- Не так воспитан, на крысу не похож, - смеясь, отвечал Иваныч, - а потом, это не поражение, Батыр Иманович, а отступление. Пусть они заберут все, но самого главного все равно забрать не смогут.
Он выразительно постучал по голове. Спасибо ему, моя благодарность выражалась не только в моральной, но и в материальной форме. У него семья, взрослый сын, внук недавно родился. Мы сумели превратить некоторые активы в наличные средства, и немалая доля по праву досталась Иванычу. Кроме того, на Иваныча компромата не было, он никогда не подписывал финансовых документов, и, оставаясь здесь, мог, как говорится, держать руку на пульсе.
- Что касается Римы Жакияновны, то здесь ситуация сложнее. Она замужем за известным политическим деятелем. Любое наше вмешательство может ей навредить. В принципе, ей ничто не грозит, если... - Иваныч замялся, - ее муж поведет себя правильно.
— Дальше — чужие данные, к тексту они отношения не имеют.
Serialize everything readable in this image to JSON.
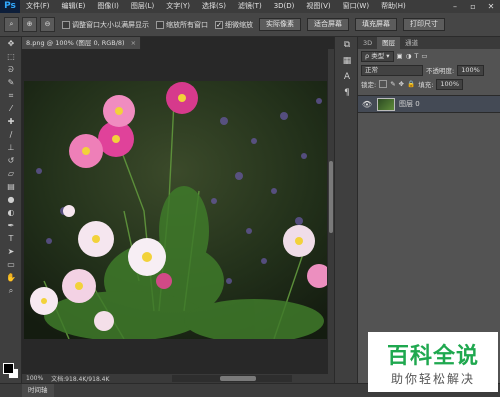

Насторожила последняя фраза. Слышал (не помню от кого), что Марат имеет любовницу, не всегда (а точнее, редко) ночует дома. Это все, что я знаю. Как бы то ни было, жену защитить он должен и обязан. И все-таки, что-то тревожило, дядя Жаке не зря упоминал о Риме. Видимо, придется с ней встречаться, а не хотелось бы. Опять сносить ее заносчивые, саркастические, язвительные замечания, а потом уйти, так ничего и не поняв.
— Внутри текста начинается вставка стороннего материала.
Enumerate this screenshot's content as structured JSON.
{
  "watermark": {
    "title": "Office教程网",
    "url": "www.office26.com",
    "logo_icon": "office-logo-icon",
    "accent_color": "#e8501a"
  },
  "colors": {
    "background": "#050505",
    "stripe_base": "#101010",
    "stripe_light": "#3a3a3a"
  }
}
Но никуда не денешься. Надо.
Рима
Не хочу
Что бы ни происходило в жизни, каждый из нас должен выполнять предназначенную ему функцию. Тезис "не хочу, потому что не хочу" не проходит. Такая привилегия не для меня. Я давно подчинилась другому: "не хочу, но надо". И хотя предчувствие подсказывало, что должно произойти что-то ужасное, я, как функция, продолжала исполнять предписанные правила. Вот почему незадолго до обрушившегося на меня горя я побывала на свадьбе (хочу начать с неё, сейчас поймете почему).
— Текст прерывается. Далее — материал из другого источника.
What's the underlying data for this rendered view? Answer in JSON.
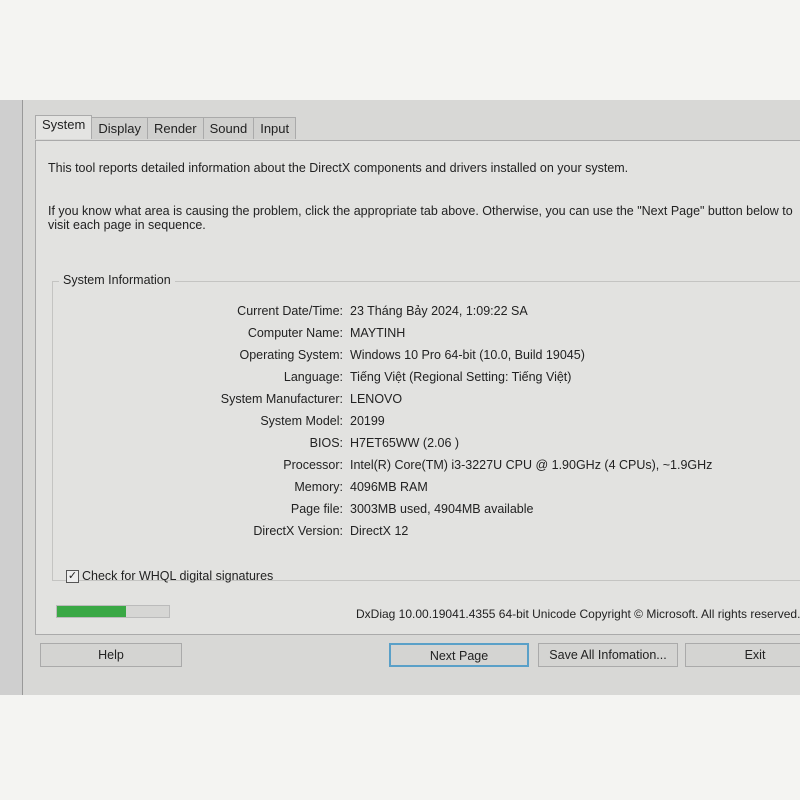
{
  "tabs": [
    "System",
    "Display",
    "Render",
    "Sound",
    "Input"
  ],
  "intro1": "This tool reports detailed information about the DirectX components and drivers installed on your system.",
  "intro2": "If you know what area is causing the problem, click the appropriate tab above.  Otherwise, you can use the \"Next Page\" button below to",
  "intro3": "visit each page in sequence.",
  "group_title": "System Information",
  "info": [
    {
      "label": "Current Date/Time:",
      "value": "23 Tháng Bảy 2024, 1:09:22 SA"
    },
    {
      "label": "Computer Name:",
      "value": "MAYTINH"
    },
    {
      "label": "Operating System:",
      "value": "Windows 10 Pro 64-bit (10.0, Build 19045)"
    },
    {
      "label": "Language:",
      "value": "Tiếng Việt (Regional Setting: Tiếng Việt)"
    },
    {
      "label": "System Manufacturer:",
      "value": "LENOVO"
    },
    {
      "label": "System Model:",
      "value": "20199"
    },
    {
      "label": "BIOS:",
      "value": "H7ET65WW (2.06 )"
    },
    {
      "label": "Processor:",
      "value": "Intel(R) Core(TM) i3-3227U CPU @ 1.90GHz (4 CPUs), ~1.9GHz"
    },
    {
      "label": "Memory:",
      "value": "4096MB RAM"
    },
    {
      "label": "Page file:",
      "value": "3003MB used, 4904MB available"
    },
    {
      "label": "DirectX Version:",
      "value": "DirectX 12"
    }
  ],
  "whql_label": "Check for WHQL digital signatures",
  "whql_checked": true,
  "progress_percent": 62,
  "progress_color": "#3aa845",
  "version": "DxDiag 10.00.19041.4355 64-bit Unicode  Copyright © Microsoft. All rights reserved.",
  "buttons": {
    "help": "Help",
    "next": "Next Page",
    "save": "Save All Infomation...",
    "exit": "Exit"
  }
}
Папин друг женил младшего сына. Я хорошо знала жениха, совсем еще мальчишка, двадцать два года. В детстве он часто бывал у нас в гостях, как и я у них. Повзрослев, мы практически перестали общаться, все-таки ощутимая разница в возрасте и гигантская в мировоззрении (принимая во внимание, что он мужчина) сыграли свою роль. Современная такая, правильная свадьба. Папин друг, нефтетрубопроводный магнат, со всеми вытекающими отсюда последствиями в виде лимузинов, звезд эстрады, салютов, пятью сотнями гостей. Отец невесты тоже не лыком шит, министр то ли здравоохранения, то ли окружающей среды, другими словами - тоже баснословно богат, подарил молодоженам мерседес и путевку на Фиджи. Правильность свадьбы подчеркивали все выступающие.
- Перст судьбы направлял молодых друг к другу, - провозглашал секретарь союза писателей и поэтов.
"Перст судьбы" в лице счастливых родителей молодоженов, потративших уйму нервных и физических сил, направляя, а точнее подталкивая их друг к другу, оказался в этом случае наиболее удачным. Хотя чего на других пенять, у меня был аналогичный "перст" в лице любимой мамы и шустрого маратовского папы. И что теперь делать с этим злополучным "перстом"?
Если бы жених был сыном врача или учителя, либо невеста оказалась дочерью акушерки или профессора, то свадьба не считалась бы правильной. Уверена, что родители молодоженов радовались больше самих виновников торжества, те, бедняги, сидели, потупив очи, на почтительном расстоянии друг от друга.
В разгар свадьбы отец-нефтетрубач взобрался на сцену и с чувством обнял трубача из оркестра.
- Я его уважаю, - проблема взаимоуважения всегда становится актуальной во время застолий, - наша общее дело - труба!
Он был очень доволен, произведенным "демократическим" и "остроумным" жестом. Но не преминул подчеркнуть и различие.
- Только я продуваю нефть, а он... воздух, - его смех перекрыл вежливый поддакивающий смешок гостей.
Но вспомнила я о свадьбе не поэтому. Отец невесты танцевал со своей дочерью. Я видела проступившие слезы на глазах отца, его взволнованность дальнейшей судьбой дочери, искреннее желание видеть ее счастливой. Он бережно и нежно кружил дочь в танце, как бы пытаясь защитить от окружающих. От перста судьбы.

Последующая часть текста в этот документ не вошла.